The northeastern Harford County community of Berkley is a small hamlet with big history. Virtually frozen into time once it was no longer on the main route between Baltimore and Philadelphia, the rural crossroads is “one of the few remaining unsullied snapshots of early Harford County,” the Maryland Historical Trust reports. Its footprint has remained intact and “produced a contemporary landscape that closely resembles the landscape of over 200 years.”
This beautiful spot has stories and the Hosanna School Museum was sharing them Saturday. During a day-long, sold out bus tour that rambled along country roads the excurisionists admired architecture, scenic vistas, landscape, and preserved opened space while listening to the historical narratives.
Guided by two knowledgeable escorts, Christine Tolbert and Connie Biems, the sightseers made frequent stops. At these spots and as they cruised slowly along rural lanes, the guides talked about the thriving crossroads that served travelers, the history of Free Blacks in America, the Susquehanna River, and sites of significance during the Revolutionary and Civil Wars. The free African-American community, with land ownership going back to the late 18th century, included the Hosanna AME Church and the Hosanna School. At Swallowfield, a documented station on the Underground Railroad, the story was about the Quaker Family that helped slaves cross the Susquehanna as they sought freedom in Pennsylvania.
The day also included a trip to the Bel Air Library to see the exhibit, “Fugitives, Accessories and Catchers.” On their way down Route 1, Ms. Tolbert pointed out the African-American businesses that once operated on the main highway between Florida and Maine.

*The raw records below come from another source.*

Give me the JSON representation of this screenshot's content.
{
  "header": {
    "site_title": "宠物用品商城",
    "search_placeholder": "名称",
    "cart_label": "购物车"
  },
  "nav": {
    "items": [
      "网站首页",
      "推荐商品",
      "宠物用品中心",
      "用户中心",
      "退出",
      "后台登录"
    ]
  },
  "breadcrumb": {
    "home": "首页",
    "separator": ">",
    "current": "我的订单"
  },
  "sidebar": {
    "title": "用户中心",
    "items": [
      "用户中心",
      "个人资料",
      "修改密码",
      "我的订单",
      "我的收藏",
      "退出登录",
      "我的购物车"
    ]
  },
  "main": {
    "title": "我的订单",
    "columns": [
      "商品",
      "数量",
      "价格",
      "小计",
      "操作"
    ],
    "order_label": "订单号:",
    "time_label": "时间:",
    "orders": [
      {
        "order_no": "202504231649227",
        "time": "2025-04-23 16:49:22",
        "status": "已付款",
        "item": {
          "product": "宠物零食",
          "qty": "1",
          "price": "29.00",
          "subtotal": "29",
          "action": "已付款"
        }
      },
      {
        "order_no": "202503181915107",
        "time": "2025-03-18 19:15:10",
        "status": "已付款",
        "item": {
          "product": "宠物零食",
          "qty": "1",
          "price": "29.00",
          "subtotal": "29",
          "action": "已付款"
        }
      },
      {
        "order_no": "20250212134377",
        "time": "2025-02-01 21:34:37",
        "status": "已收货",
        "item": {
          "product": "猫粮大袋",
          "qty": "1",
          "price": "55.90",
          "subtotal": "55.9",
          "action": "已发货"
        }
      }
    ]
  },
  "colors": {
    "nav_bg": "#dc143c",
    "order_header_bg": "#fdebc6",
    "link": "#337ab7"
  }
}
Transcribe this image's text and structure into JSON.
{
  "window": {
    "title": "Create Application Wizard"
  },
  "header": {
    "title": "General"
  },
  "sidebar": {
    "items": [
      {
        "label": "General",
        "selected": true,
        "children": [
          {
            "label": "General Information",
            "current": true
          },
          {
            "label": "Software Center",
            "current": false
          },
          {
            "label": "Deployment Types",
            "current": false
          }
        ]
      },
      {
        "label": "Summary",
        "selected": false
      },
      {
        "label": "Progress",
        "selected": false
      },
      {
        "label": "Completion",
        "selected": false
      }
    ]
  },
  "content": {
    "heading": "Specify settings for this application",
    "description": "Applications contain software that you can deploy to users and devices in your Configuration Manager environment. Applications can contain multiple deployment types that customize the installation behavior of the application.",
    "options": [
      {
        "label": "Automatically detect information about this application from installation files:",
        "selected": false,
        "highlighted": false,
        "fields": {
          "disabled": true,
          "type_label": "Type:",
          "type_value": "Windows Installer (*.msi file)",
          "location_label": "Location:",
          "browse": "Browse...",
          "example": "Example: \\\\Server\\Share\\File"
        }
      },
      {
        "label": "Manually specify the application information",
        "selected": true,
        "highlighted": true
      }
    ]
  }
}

After a day of enjoying the area’s heritage, the visitors were back at the museum where the theme was “Divergence: Pathways of African Americans in Harford County.” For that they heard a brief talk about Hosanna School, viewed a fine exhibit and watched a video documenting the relocation of families when Aberdeen Proving Ground came to the county in 1917. The museum had participated in a Smithsonian Journey Stories Youth Oral History Project to develop the video and companion displays
The day sponsored by the Hosanna School Museum was part of a series of programs offered as the Smithsonian Institute’s Museum on Main Street traveling exhibit, Journey Stories, quickly comes to an end in Harford County and moves to Cecil County. Brought to the state by the Maryland Humanities Council, this traveling exhibit shares stories of our ancestors and the journeys they took through their lives. At the local level, sponsors support the visit of the Smithsonian curated exhibit by conducting local programs such as this.
It was an engaging Saturday on a journey into an area where the past is still present as our two informative and entertaining hosts shared their excellent research in captivating ways and the president of the organization, Iris Barnes, managed the administrative matters. Thank you Hosanna School Museum. If they offer this again, be sure not to miss it.